“La strada di Levi” per non dimenticare l’Olocausto
Venerdì 16 gennaio alle 20,45 presso il centro diurno di via Toti, proiezione gratuita del film di Davide Ferrario. Un viaggio nell'Europa che lo scrittore torinese attraversò da sopravvissuto ad Auschwitz
Si avvicina l’appuntamento annuale con la Giornata della Memoria, dedicata al ricordo degli orrori dell’Olocausto nazista. Una tragedia immane che si abbattè prima di tutto sugli ebrei di tutta Europa (quasi sei milioni gli assassinati, uomini, donne e bambini), ma anche sui Rom, sui partigiani di ogni Paese, su democratici, religiosi, comunisti, slavi, disabili e malati mentali, e le mille altre categorie odiate e perseguitate dal più maligno regime della storia dell’Occidente europeo.

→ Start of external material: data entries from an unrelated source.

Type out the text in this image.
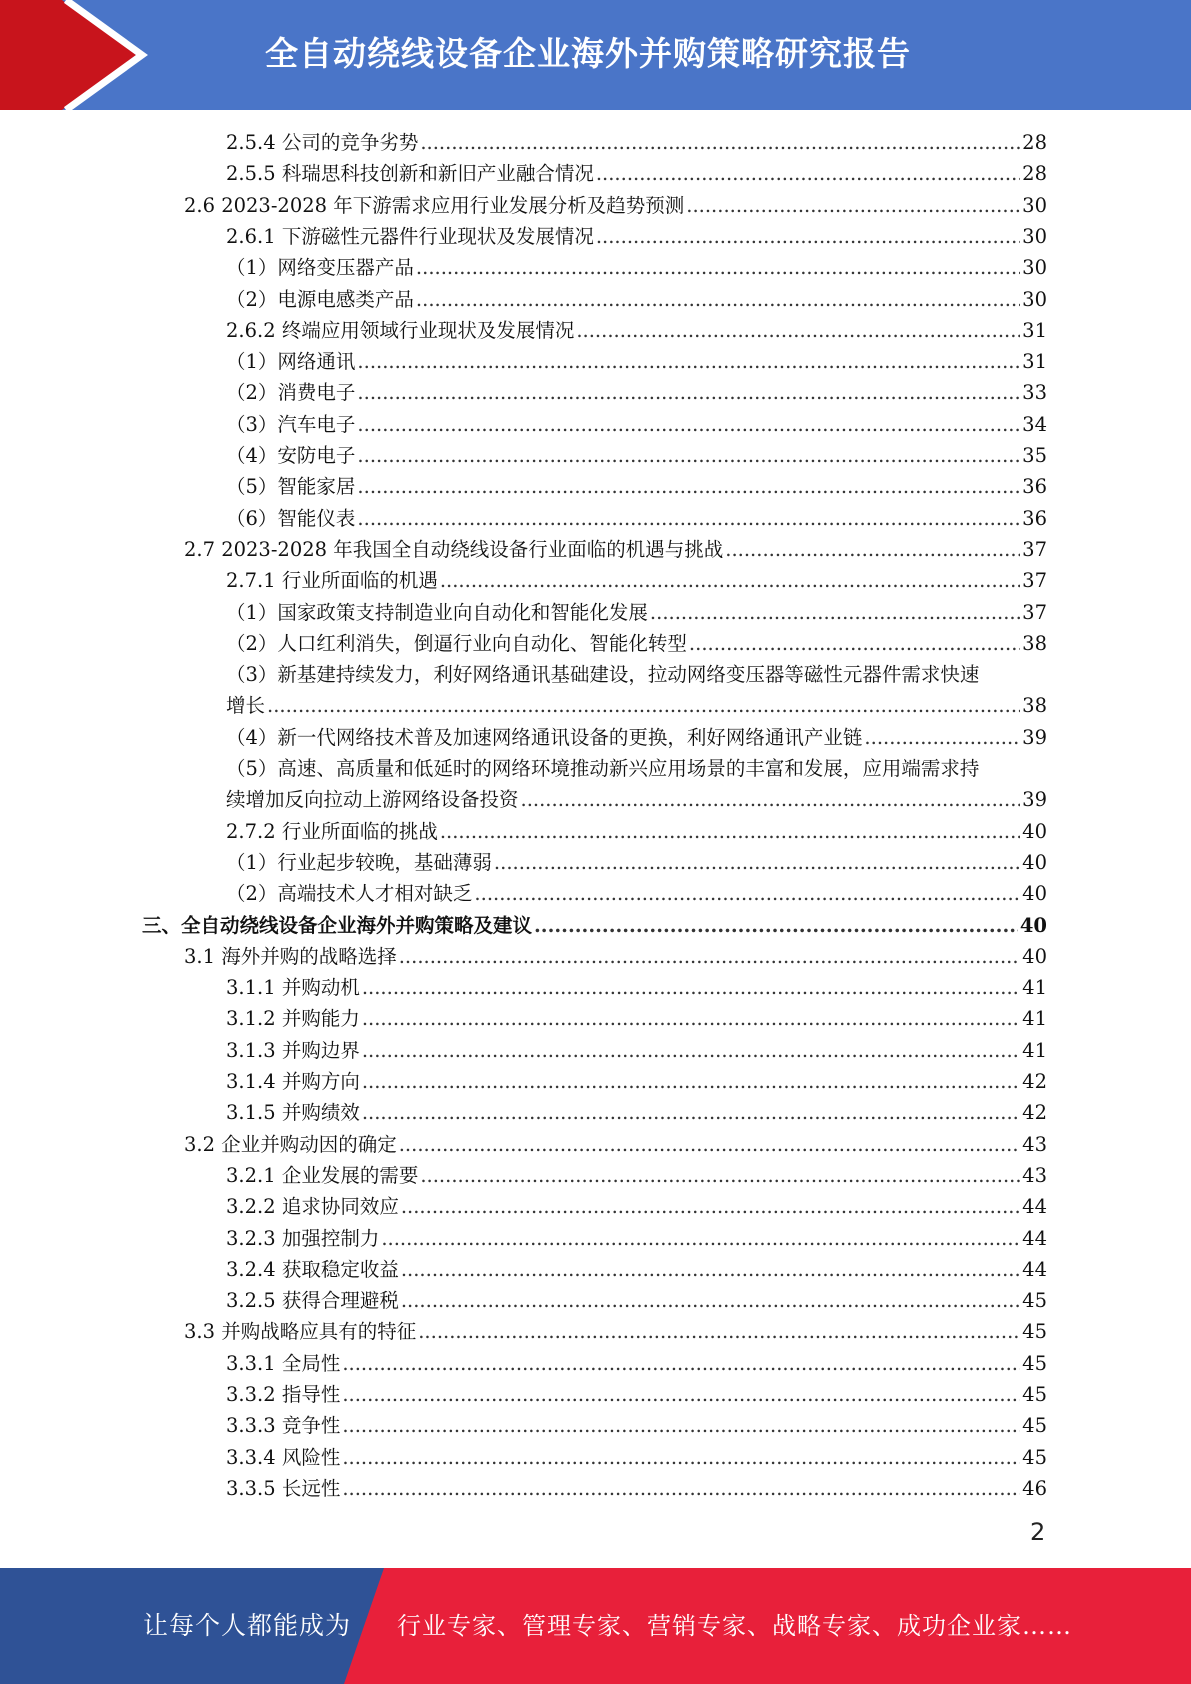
全自动绕线设备企业海外并购策略研究报告
2.5.4 公司的竞争劣势 .....	28
2.5.5 科瑞思科技创新和新旧产业融合情况 .....	28
2.6 2023-2028 年下游需求应用行业发展分析及趋势预测 .....	30
2.6.1 下游磁性元器件行业现状及发展情况 .....	30
（1）网络变压器产品 .....	30
（2）电源电感类产品 .....	30
2.6.2 终端应用领域行业现状及发展情况 .....	31
（1）网络通讯 .....	31
（2）消费电子 .....	33
（3）汽车电子 .....	34
（4）安防电子 .....	35
（5）智能家居 .....	36
（6）智能仪表 .....	36
2.7 2023-2028 年我国全自动绕线设备行业面临的机遇与挑战 .....	37
2.7.1 行业所面临的机遇 .....	37
（1）国家政策支持制造业向自动化和智能化发展 .....	37
（2）人口红利消失，倒逼行业向自动化、智能化转型 .....	38
（3）新基建持续发力，利好网络通讯基础建设，拉动网络变压器等磁性元器件需求快速
增长 .....	38
（4）新一代网络技术普及加速网络通讯设备的更换，利好网络通讯产业链 .....	39
（5）高速、高质量和低延时的网络环境推动新兴应用场景的丰富和发展，应用端需求持
续增加反向拉动上游网络设备投资 .....	39
2.7.2 行业所面临的挑战 .....	40
（1）行业起步较晚，基础薄弱 .....	40
（2）高端技术人才相对缺乏 .....	40
三、全自动绕线设备企业海外并购策略及建议 .....	40
3.1 海外并购的战略选择 .....	40
3.1.1 并购动机 .....	41
3.1.2 并购能力 .....	41
3.1.3 并购边界 .....	41
3.1.4 并购方向 .....	42
3.1.5 并购绩效 .....	42
3.2 企业并购动因的确定 .....	43
3.2.1 企业发展的需要 .....	43
3.2.2 追求协同效应 .....	44
3.2.3 加强控制力 .....	44
3.2.4 获取稳定收益 .....	44
3.2.5 获得合理避税 .....	45
3.3 并购战略应具有的特征 .....	45
3.3.1 全局性 .....	45
3.3.2 指导性 .....	45
3.3.3 竞争性 .....	45
3.3.4 风险性 .....	45
3.3.5 长远性 .....	46
2
让每个人都能成为 行业专家、管理专家、营销专家、战略专家、成功企业家……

Per non dimenticare, il Comune di Gorla Maggiore propone un importante film-documentario venerdì 16 gennaio 2009 dalle ore 20.45 presso il Centro Diurno Integrato, Sala Conferenze "Luigi Carnelli" (Via Toti, 5), con ingresso gratuito. Nell’ambito della prima edizione della rassegna cinematografica "Traiettorie – Cinema in Viaggio" sarà proiettato "La strada di Levi" di Davide Ferrario, che ripercorre l’itinerario compiuto da Primo Levi, liberato da Auschwitz, per rientrare in patria dopo essere sopravvissuto al lager. E dunque Polonia, Bielorussia, Ucraina, Moldavia, Romania, Ungheria, Slovacchia, Austria, Germania (Baviera), di nuovo Austria, fino al Brennero, Verona e la natia Torino. Seimila chilometri, dieci mesi di viaggio tra il 1945 e il 1946 su treni traballanti, ferrovie devastate, campi profughi che ospitano un’umanità travolta, ricca solo di speranza: le tappe di una "riemersione" alla luce dell’umanità dopo gli abissi delle tenebre naziste, descritte nel libro "La tregua".
"La strada di Levi" è un’idea che il regista ha avuto con lo scrittore Marco Belpoliti e messo in pratica nel 2005, con un’esperienza "on the road" nel cuore del continente europeo. L’anno successivo, all’uscita, la pellicola si è presto imposta come un piccolo "classico" delle manifestazioni della memoria. Girato interamente con piccole minicamere digitali, il film mostra Paesi che ancora faticano a liberarsi dai fantasmi della lunga dominazione sovietica e inseguono, più che il sogno europeo, quello americano, e in cui le tracce degli orrori nazisti sono tutt’altro che cancellate dal passare dei decenni. Vivono nei ricordi di chi c’era, nei resti dei campi della morte, in una mentalità che ha solo lentamente fa i conti con gli aspetti più bui di un passato ambiguo e totalitario.